The legislation is limited, Orr admits, and it's due to the furore it created at the time.
"It won't allow the government to access the messages of users who reside in any other country other than Australia so the government's not going to be able to read the messages of foreign citizens," Orr said.
"It won't be able to decode the messages sent from those people overseas, it will in fact only be able to read the messages that Australians create. So it's extremely limited use for the Five Eyes alliance."
A recent bill introduced to parliament on March 5, however, would change this.
The bill paves the way for Australian agencies to easier share communications data from its citizens as well as request information from foreign citizens too. It, too, would fall under the Home Affairs portfolio headed by Minister Peter Dutton.

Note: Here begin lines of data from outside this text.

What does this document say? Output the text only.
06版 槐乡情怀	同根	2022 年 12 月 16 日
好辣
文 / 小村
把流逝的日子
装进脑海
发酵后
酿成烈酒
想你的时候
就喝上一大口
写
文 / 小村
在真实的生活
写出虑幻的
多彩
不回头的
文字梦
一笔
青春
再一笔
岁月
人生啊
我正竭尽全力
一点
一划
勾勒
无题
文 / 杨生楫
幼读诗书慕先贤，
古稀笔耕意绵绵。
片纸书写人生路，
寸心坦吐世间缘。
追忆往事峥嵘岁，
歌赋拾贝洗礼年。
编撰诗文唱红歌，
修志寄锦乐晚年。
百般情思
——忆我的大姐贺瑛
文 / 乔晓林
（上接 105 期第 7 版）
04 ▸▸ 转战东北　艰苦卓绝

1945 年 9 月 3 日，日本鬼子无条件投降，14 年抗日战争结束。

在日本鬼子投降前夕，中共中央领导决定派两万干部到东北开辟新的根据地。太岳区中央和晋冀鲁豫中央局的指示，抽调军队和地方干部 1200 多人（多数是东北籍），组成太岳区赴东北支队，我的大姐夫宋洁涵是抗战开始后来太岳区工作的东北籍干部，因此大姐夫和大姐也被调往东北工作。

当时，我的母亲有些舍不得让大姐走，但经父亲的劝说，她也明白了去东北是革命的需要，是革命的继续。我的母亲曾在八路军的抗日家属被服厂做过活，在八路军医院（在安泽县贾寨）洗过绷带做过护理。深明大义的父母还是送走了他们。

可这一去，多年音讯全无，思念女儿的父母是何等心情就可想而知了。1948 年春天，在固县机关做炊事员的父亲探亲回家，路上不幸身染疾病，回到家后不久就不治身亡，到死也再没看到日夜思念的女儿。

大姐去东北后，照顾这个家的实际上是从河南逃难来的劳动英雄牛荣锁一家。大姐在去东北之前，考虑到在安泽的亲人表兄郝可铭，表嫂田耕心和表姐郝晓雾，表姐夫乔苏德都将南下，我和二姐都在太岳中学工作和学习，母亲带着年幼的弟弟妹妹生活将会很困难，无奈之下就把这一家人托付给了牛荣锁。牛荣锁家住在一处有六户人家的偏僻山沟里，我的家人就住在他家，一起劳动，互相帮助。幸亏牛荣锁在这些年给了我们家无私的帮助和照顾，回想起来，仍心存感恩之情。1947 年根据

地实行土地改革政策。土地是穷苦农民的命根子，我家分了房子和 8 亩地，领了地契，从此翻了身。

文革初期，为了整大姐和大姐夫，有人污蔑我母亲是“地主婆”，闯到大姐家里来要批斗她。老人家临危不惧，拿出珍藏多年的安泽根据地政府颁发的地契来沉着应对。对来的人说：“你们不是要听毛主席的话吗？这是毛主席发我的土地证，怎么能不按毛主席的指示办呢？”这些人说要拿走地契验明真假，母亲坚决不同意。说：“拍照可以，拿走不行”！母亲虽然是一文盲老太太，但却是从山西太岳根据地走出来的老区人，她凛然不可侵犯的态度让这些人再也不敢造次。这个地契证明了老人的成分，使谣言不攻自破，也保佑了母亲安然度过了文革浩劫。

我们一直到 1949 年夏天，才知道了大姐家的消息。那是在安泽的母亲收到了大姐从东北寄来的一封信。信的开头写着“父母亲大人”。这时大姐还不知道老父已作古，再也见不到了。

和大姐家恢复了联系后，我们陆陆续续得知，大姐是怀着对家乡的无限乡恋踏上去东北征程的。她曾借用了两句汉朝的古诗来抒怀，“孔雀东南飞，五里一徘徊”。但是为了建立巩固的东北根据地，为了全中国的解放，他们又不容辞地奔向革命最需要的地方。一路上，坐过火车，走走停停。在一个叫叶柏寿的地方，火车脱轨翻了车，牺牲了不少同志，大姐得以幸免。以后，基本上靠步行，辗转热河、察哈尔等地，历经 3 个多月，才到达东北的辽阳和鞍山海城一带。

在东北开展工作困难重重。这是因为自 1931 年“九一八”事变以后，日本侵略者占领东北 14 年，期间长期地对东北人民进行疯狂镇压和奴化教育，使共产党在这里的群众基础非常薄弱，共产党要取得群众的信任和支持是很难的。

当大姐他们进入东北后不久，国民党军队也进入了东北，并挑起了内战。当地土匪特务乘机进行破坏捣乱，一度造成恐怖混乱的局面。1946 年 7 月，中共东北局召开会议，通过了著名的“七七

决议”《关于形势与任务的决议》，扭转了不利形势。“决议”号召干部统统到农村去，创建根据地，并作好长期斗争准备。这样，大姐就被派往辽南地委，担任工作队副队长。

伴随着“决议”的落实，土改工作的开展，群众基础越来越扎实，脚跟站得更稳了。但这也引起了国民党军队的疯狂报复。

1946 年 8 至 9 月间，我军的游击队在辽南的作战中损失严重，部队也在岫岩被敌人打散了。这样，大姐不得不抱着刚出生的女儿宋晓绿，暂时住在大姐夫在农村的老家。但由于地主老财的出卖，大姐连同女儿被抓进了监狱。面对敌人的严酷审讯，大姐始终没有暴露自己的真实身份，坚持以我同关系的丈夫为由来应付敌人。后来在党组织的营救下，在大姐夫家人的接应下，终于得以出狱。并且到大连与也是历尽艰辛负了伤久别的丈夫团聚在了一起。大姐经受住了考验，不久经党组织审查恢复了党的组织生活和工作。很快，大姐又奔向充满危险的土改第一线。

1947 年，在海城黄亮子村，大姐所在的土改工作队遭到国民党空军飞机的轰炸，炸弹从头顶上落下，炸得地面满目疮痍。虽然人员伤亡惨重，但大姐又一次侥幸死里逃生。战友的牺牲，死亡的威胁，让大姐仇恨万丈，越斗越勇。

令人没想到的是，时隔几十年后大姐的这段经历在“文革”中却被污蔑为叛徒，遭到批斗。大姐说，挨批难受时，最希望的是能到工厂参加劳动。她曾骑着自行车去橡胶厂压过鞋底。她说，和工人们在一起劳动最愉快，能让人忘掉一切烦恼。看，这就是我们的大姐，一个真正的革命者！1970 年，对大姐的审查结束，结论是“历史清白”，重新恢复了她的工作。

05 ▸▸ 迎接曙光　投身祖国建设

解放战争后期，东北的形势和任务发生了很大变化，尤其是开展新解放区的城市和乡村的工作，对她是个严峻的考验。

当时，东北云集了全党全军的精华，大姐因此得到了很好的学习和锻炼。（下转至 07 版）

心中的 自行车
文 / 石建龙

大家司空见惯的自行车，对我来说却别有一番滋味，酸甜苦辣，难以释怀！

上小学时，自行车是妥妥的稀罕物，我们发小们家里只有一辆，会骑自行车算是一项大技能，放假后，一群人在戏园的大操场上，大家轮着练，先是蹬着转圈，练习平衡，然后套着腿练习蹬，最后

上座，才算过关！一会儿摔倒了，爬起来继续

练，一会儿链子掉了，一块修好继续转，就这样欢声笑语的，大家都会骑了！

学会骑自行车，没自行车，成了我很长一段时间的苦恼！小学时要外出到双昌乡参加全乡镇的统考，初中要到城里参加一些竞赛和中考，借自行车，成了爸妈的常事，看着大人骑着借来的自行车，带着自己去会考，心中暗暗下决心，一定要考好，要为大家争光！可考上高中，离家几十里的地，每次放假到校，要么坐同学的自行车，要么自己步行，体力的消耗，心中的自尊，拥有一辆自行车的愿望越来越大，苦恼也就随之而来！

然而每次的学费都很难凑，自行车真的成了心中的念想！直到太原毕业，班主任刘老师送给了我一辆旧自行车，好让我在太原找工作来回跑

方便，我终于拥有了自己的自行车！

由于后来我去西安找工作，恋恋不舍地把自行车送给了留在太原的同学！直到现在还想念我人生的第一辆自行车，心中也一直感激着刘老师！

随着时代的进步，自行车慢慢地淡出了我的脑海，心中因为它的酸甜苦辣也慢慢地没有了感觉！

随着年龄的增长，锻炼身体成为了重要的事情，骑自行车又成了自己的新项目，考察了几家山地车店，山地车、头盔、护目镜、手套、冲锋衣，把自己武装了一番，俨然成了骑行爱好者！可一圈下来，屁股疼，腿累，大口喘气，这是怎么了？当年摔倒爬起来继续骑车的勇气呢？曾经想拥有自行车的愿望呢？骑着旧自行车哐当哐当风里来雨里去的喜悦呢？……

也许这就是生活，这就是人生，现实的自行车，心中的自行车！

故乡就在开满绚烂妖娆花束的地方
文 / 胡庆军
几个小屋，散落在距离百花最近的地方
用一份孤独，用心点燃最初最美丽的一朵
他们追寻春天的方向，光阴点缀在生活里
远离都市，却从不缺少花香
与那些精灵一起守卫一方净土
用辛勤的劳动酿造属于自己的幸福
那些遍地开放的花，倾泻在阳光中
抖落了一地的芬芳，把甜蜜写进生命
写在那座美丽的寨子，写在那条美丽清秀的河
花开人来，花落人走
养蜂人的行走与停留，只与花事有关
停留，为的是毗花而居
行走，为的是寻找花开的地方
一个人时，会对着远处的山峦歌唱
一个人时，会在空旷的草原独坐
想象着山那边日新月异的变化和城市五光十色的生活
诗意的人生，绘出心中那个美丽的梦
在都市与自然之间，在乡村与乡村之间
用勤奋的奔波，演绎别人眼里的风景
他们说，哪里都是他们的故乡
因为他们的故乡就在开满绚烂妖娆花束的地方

It forms another aspect helping to round out the powers provided by the Access and Assistance Act 2018 as well as the proposed changes to the Australian Signals Directorate's reach — an intelligence agency focusing on foreign communications interceptions that Minister Dutton would like to be given more power domestically.
A new amendment has been introduced in parliament looking to allow for the easier sharing of communications data between Australia's law enforcement and spy agencies and foreign governments. It comes in response to calls that spy agencies are being left behind without timely access to messaging apps with cloud servers in foreign jurisdictions.